A senior Russian lawmaker, Vladimir Dzhabarov, said on Monday that if Estonia did not hand over the woman, there would be “plenty of reasons for the Russian Federation to take tough action against the Estonian state.”
The car blast came on the heels of a series of Ukrainian attacks deep behind the front line in Crimea, and the FSB accusations raised calls among the war’s most ardent supporters to step up the fight and punish President Zelensky. .
“The Zelensky regime must be destroyed,” Sergei Mironov, another hardline leader in the Russian parliament, said in an interview on state television. “What the Ukrainian intelligence agencies are doing today on Zelensky’s orders is terrorism in its truest form.”
But the FSB statement is unlikely to convince Putin’s critics that Ukraine was behind the crime, among several reasons, because the investigation has been closed unusually quickly. Just over 36 hours after the blast, the agency’s statement that it had “solved” the crime represented an extraordinarily quick investigation compared to other high-profile murders, such as those of opposition leader Boris Nemtsov in 2015 or that of the freelance journalist Anna Politkovskaya in 2006, cases that remain unsolved.

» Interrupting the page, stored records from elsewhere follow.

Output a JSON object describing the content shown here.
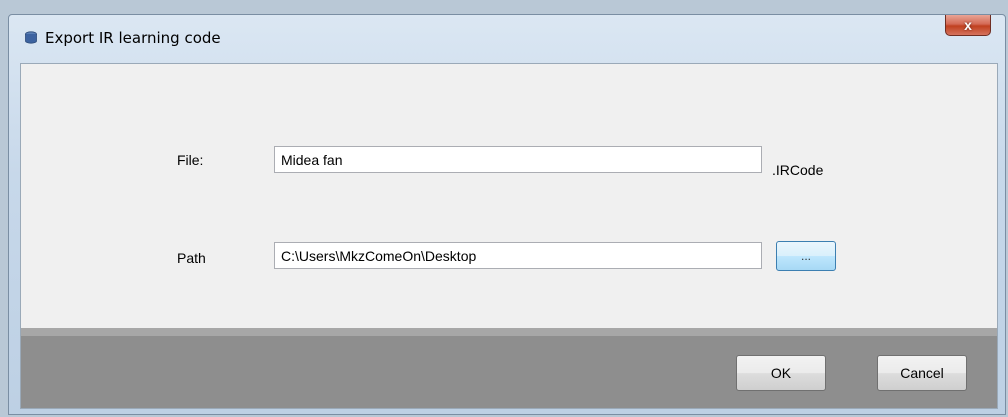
{
  "window": {
    "title": "Export IR learning code",
    "close_label": "x"
  },
  "form": {
    "file_label": "File:",
    "file_value": "Midea fan",
    "file_extension": ".IRCode",
    "path_label": "Path",
    "path_value": "C:\\Users\\MkzComeOn\\Desktop",
    "browse_label": "..."
  },
  "footer": {
    "ok_label": "OK",
    "cancel_label": "Cancel"
  },
  "colors": {
    "close_button": "#c8462b",
    "footer_bar": "#8e8e8e",
    "browse_button_border": "#3c7fb1"
  },
  "icons": {
    "title_icon": "app-icon"
  }
}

And the agency has been accused of organizing attacks for political purposes. Two decades ago, the FSB was accused of involvement in bombings of Moscow apartment buildings that killed more than 300 people and sparked Russia’s invasion of the Chechen republic. Those accusations were never confirmed.
At the time, residents of Ryazan, 180 kilometers from Moscow, said they had found intelligence officers planting explosives under an apartment building, prompting the FSB to apologize and claim the material in question was sacks of sugar and that the incident was a security exercise.